6.Immobilization do Ligand MMTS-papaína
Ligação covalente de MMTS-papaína para ACCP análise
ACCP depende de medição de taxa de ligação em condições onde a taxa é limitada por difusão de moléculas de analito para a superfície (limitação de transporte de massa). Isto é favorecido por níveis elevados de imobilização do ligante. Imobilização de MMTS-papaína foi criado e executado usando o assistente de imobilização de Biacore software de controle X100.
- Ativar a superfície em célula de fluxo 2 por injeção de uma mistura de succinimide (NHS) e carbodiimida (EDC) durante 7 minutos a uma vazão de 10 ml / min.

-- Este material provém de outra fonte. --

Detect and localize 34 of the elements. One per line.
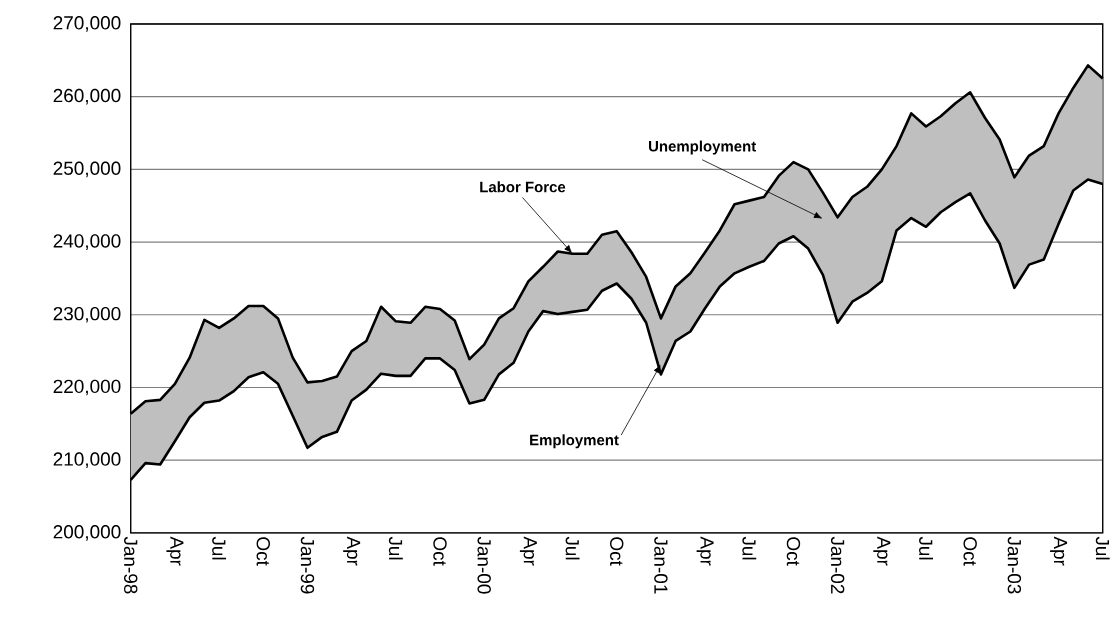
y-tick-label: 200,000 [53,525,121,541]
y-tick-label: 230,000 [53,307,121,323]
x-tick-label: Jul [1095,536,1110,560]
x-tick-label: Jan-00 [477,536,491,594]
annotation: Labor Force [480,181,566,193]
y-tick-label: 210,000 [53,452,121,469]
x-tick-label: Oct [433,537,447,566]
x-tick-label: Jan-98 [124,536,138,594]
y-tick-label: 270,000 [53,16,121,32]
x-tick-label: Oct [786,537,801,566]
x-tick-label: Jul [742,536,757,560]
x-tick-label: Jan-02 [830,536,845,594]
x-tick-label: Oct [963,537,977,566]
x-tick-label: Apr [1050,536,1068,566]
x-tick-label: Jul [388,536,403,560]
x-tick-label: Jul [919,536,933,560]
x-tick-label: Apr [519,536,537,566]
y-tick-label: 250,000 [53,161,121,178]
x-tick-label: Jul [212,536,227,560]
y-tick-label: 240,000 [53,234,121,251]
x-tick-label: Jul [565,536,580,560]
x-tick-label: Jan-01 [654,536,668,594]
x-tick-label: Apr [343,536,361,566]
x-tick-label: Jan-99 [300,536,315,594]
x-tick-label: Apr [873,536,891,566]
x-tick-label: Oct [256,537,270,566]
annotation: Employment [530,434,619,449]
y-tick-label: 260,000 [53,88,121,105]
x-tick-label: Oct [610,537,624,566]
x-tick-label: Apr [696,536,714,566]
x-tick-label: Jan-03 [1007,536,1022,594]
x-tick-label: Apr [166,536,184,566]
y-tick-label: 220,000 [53,379,121,396]
annotation: Unemployment [648,140,757,155]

Uma célula de fluxo é deixada sem modificações, a fim de ser usado como uma superfície de referência.
- Injetar MMTS-papaína na 50μg/ml em tampão acetato de sódio em pH 4,5 por 15 minutos a uma vazão de 5 mL / min.

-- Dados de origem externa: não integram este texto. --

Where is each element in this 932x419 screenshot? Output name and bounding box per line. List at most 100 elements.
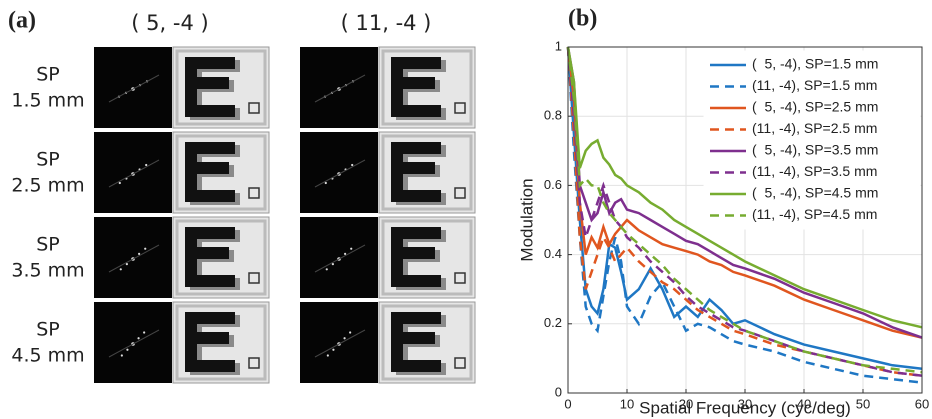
e-stroke [391, 227, 441, 239]
psf-spot [126, 348, 129, 351]
series-line [566, 46, 923, 384]
y-tick-label: 1 [555, 38, 562, 53]
e-stroke [391, 360, 441, 372]
legend-label: (11, -4), SP=1.5 mm [752, 77, 877, 93]
small-e [454, 187, 466, 199]
column-title: ( 11, -4 ) [341, 11, 432, 35]
y-tick-label: 0.4 [544, 246, 562, 261]
e-stroke [185, 227, 235, 239]
small-e [248, 187, 260, 199]
e-frame [381, 49, 473, 126]
x-tick-label: 20 [679, 396, 693, 411]
e-frame [175, 49, 267, 126]
psf-spot [118, 181, 121, 185]
legend-box [703, 50, 921, 230]
e-stroke [185, 360, 235, 372]
axes-box [567, 46, 923, 394]
row-label: SP [36, 234, 60, 256]
e-stroke [391, 190, 441, 202]
y-tick-label: 0.8 [544, 108, 562, 123]
row-label: 2.5 mm [11, 175, 84, 197]
e-letter [391, 142, 446, 205]
e-stroke [391, 162, 435, 174]
y-axis-label: Modulation [517, 178, 536, 261]
e-stroke [185, 247, 229, 259]
e-letter [185, 312, 240, 375]
psf-streak [314, 244, 366, 273]
psf-spot [331, 263, 334, 266]
psf-spot [326, 354, 329, 357]
psf-streak [108, 74, 160, 103]
row-label: 3.5 mm [11, 260, 84, 282]
e-stroke [185, 162, 229, 174]
x-tick-label: 40 [797, 396, 811, 411]
legend-label: (11, -4), SP=3.5 mm [752, 163, 877, 179]
e-stroke [185, 57, 235, 69]
e-letter [391, 312, 446, 375]
psf-streak [108, 329, 160, 358]
e-frame [175, 219, 267, 296]
e-stroke [391, 57, 441, 69]
e-letter [391, 227, 446, 290]
e-frame [381, 304, 473, 381]
small-e [248, 357, 260, 369]
psf-spot [138, 252, 141, 255]
psf-spot [125, 263, 128, 266]
e-frame [175, 304, 267, 381]
x-tick-label: 10 [620, 396, 634, 411]
e-letter [185, 142, 240, 205]
psf-streak [108, 159, 160, 188]
x-tick-label: 0 [564, 396, 571, 411]
row-label: SP [36, 149, 60, 171]
column-title: ( 5, -4 ) [131, 11, 208, 35]
e-stroke [391, 105, 441, 117]
psf-spot [143, 331, 146, 334]
small-e [248, 272, 260, 284]
legend-label: ( 5, -4), SP=2.5 mm [752, 99, 878, 115]
e-stroke [391, 332, 435, 344]
legend-label: ( 5, -4), SP=1.5 mm [752, 56, 878, 72]
psf-spot [120, 354, 123, 357]
e-stroke [185, 190, 235, 202]
x-tick-label: 60 [915, 396, 929, 411]
psf-spot [145, 163, 148, 167]
psf-streak [314, 159, 366, 188]
panel-label: (b) [568, 6, 597, 32]
psf-streak [314, 329, 366, 358]
row-label: SP [36, 319, 60, 341]
small-e [454, 272, 466, 284]
y-tick-label: 0.6 [544, 177, 562, 192]
legend-label: (11, -4), SP=4.5 mm [752, 206, 877, 222]
psf-spot [343, 337, 346, 340]
series-line [566, 46, 923, 377]
psf-spot [144, 247, 147, 250]
row-label: SP [36, 64, 60, 86]
legend-label: (11, -4), SP=2.5 mm [752, 120, 877, 136]
series-line [566, 46, 923, 374]
e-stroke [185, 105, 235, 117]
series-line [566, 46, 923, 339]
psf-streak [314, 74, 366, 103]
e-stroke [185, 312, 235, 324]
x-tick-label: 30 [738, 396, 752, 411]
y-tick-label: 0.2 [544, 315, 562, 330]
row-label: 4.5 mm [11, 345, 84, 367]
psf-spot [119, 268, 122, 271]
psf-spot [350, 247, 353, 250]
e-frame [381, 219, 473, 296]
e-stroke [185, 332, 229, 344]
e-frame [175, 134, 267, 211]
series-line [566, 46, 923, 329]
psf-streak [108, 244, 160, 273]
psf-spot [325, 268, 328, 271]
e-stroke [391, 275, 441, 287]
series-line [566, 46, 923, 371]
e-letter [391, 57, 446, 120]
e-stroke [185, 77, 229, 89]
legend-label: ( 5, -4), SP=4.5 mm [752, 185, 878, 201]
psf-spot [332, 348, 335, 351]
e-stroke [185, 275, 235, 287]
e-stroke [391, 247, 435, 259]
row-label: 1.5 mm [11, 90, 84, 112]
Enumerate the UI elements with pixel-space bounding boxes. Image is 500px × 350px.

- Etanolamina é injetado durante 7 minutos a uma vazão de 10 ml / min para desativar restantes ésteres ativo.
O procedimento de acoplamento inteiro deve resultar em ~ 3000 MMTS RU-papaína imobilizada em célula de fluxo 2.
Ligação covalente de MMTS-papaína para análise cinética
O mesmo procedimento é utilizado para imobilizar MMTS-papaína para análise cinética, com a única diferença é que na análise cinética, o nível de imobilização precisa ser baixo para evitar a taxa de ligação a tornar-se limitada por difusão. Uma célula de fluxo é deixado inalterado nesta etapa, assim, a fim de ser usado como uma superfície de referência.
- Após a ativação da superfície com a mistura de NHS e EDC como em 7.1, MMTS-papaína é injetado em 1μg/ml por 50 segundos. Depois que a superfície é desativado com uma injeção de etanolamina como no passo 7.3.
O nível de acoplamento deve ser aproximadamente 50 RU após este procedimento.
7. Concentração de B determinar Cistatina utilizando o ensaio ACCP
- O experimento ACCP está configurado de acordo com o assistente ACCP em Biacore X100 Além do pacote. Aproximadamente 10 nM da proteína é injetada em taxas de fluxo 10 e 100 l / min em duplicado para 48 segundos. A superfície é regenerada com NaOH 20 mM entre cada ciclo.
- Incluem injeções em branco para cada vazão.
- A concentração de proteína é, então, determinada a partir da ligação de dados (Figura 3) usando ªe recurso de avaliação da ACCP Biacore X100 Plus software de avaliação do pacote.
Figura 2. Resultados da análise ACCP de tipo selvagem B. cistatina A concentração de dados específicos de ligação foi extraído do sensorgrams obtidos a taxas de fluxo de 10 e 100 l / min.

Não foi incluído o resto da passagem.